The publication of Japanese books, which has been rare lately due to the “No Japan” movement in response to Japan’s export controls in July last year, is beginning to resume. Japanese novels that have been put on hold for months due to the worsening relations between South Korea and Japan are being released.
Minumsa Publishing published Japanese writer Yukio Mishima’s novel “Spring Snow” for the first time in South Korea last month. While the writer was nominated for Nobel Prize in Literature several times since he was globally recognized for his novel “The Temple of the Golden Pavilion” in 1957, only a few books of his were published in South Korea due to his far-right viewpoint, calling for the rule by a Japanese emperor, for instance. He sneaked into the base of the Japan Ground Self-Defense Force and delivered a speech calling for its rise before committing suicide by disembowelment in November 1970.
Aside from the writers with a broad South Korean fan base, such as Keigo Higashino and Miyuki Miyabe whose books were published this year, South Koreans have increasing opportunities to read less-known Japanese writers’ novels. In August this year, “The Queen of Number” by Ai Kawazoe, “Their Crime” by Dai Yokozeki, “The Garden of Destruction” by Kotaro Tsunekawa, “Killing Tinkerbell” by Kobayashi Yasumi, and “Ways of Parting” by Nanami Wakatake were published.
According to Kyobo Book Centre’s data, the number of new Japanese novels published had fallen consistently from 121 in November last year to 61 in March this year. However, it showed a sign of recovery with 86 new books published in June.
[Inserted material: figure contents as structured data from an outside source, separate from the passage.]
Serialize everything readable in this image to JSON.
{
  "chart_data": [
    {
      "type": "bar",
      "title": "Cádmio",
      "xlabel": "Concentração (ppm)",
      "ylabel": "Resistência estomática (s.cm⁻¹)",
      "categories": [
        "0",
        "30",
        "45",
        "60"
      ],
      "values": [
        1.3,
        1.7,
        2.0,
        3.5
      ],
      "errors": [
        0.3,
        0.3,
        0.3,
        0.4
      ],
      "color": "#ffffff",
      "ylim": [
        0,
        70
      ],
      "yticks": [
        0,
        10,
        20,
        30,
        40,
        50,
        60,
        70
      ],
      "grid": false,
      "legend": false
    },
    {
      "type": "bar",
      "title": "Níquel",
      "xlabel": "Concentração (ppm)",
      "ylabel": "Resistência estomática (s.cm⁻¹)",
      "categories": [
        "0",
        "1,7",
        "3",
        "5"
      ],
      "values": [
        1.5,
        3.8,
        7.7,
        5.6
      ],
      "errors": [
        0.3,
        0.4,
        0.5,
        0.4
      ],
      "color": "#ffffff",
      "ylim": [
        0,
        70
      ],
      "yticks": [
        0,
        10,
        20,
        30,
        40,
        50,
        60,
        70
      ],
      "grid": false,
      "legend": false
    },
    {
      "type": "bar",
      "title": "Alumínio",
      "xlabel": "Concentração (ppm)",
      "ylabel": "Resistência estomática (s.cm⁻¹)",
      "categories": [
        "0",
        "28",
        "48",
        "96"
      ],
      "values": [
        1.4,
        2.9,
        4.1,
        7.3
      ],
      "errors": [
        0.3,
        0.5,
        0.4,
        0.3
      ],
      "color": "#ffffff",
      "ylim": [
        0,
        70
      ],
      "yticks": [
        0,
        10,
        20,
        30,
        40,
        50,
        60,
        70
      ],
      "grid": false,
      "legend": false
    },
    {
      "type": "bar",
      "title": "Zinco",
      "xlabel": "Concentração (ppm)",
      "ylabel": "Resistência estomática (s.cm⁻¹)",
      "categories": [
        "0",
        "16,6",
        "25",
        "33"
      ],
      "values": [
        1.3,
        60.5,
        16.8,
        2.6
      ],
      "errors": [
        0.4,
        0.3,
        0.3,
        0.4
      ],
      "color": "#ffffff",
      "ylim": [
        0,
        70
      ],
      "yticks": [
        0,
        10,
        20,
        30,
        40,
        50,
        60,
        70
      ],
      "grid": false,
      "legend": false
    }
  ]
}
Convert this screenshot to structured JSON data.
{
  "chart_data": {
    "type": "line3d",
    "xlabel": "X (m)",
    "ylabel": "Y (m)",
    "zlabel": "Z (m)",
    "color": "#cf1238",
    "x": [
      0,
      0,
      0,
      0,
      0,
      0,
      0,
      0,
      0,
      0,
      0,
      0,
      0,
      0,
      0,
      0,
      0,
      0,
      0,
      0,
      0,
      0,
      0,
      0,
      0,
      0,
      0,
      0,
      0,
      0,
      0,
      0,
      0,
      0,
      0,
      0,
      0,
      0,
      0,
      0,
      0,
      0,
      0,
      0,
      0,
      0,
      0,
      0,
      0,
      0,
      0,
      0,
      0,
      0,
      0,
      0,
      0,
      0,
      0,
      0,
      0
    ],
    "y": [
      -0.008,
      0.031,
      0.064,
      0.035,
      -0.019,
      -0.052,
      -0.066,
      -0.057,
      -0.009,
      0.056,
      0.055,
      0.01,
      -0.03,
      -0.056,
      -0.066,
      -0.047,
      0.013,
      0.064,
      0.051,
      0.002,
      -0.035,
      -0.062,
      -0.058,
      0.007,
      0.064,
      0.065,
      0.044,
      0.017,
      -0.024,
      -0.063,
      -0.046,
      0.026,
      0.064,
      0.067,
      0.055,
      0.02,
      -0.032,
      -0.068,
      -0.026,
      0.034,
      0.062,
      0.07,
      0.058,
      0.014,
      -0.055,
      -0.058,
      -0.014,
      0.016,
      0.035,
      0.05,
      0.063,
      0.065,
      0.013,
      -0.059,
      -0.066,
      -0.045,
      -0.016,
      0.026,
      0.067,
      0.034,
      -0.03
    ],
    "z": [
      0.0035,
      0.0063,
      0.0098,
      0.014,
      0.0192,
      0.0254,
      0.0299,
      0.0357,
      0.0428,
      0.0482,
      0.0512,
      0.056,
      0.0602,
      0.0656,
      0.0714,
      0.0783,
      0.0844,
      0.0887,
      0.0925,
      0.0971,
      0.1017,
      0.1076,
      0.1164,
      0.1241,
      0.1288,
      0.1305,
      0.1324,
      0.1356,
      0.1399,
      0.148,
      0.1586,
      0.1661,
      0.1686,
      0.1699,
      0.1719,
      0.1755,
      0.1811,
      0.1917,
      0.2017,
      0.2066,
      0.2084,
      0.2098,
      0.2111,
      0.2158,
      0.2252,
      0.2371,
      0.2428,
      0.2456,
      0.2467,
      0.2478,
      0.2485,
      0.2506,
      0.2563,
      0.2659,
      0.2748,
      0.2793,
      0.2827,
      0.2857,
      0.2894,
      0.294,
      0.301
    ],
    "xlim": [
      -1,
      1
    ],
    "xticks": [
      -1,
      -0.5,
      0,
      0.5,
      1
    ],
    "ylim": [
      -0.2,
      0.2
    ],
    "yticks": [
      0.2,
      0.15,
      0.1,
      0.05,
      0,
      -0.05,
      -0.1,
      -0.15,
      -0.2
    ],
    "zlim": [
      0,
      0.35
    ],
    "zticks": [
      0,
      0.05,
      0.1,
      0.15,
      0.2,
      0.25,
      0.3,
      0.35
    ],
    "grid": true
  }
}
The South Korean publishing industry, however, still believes that there is a high barrier when it comes to Japanese novels. Booksfear, a publisher specialized in genre literature that has been publishing Japanese mystery stories since 2004, released “Silent Breath” by Kyoko Minami in July and “Lacrimal Point” by Miyuki Miyabe in September. These books were scheduled to be published at the end of last year but delayed for over six months.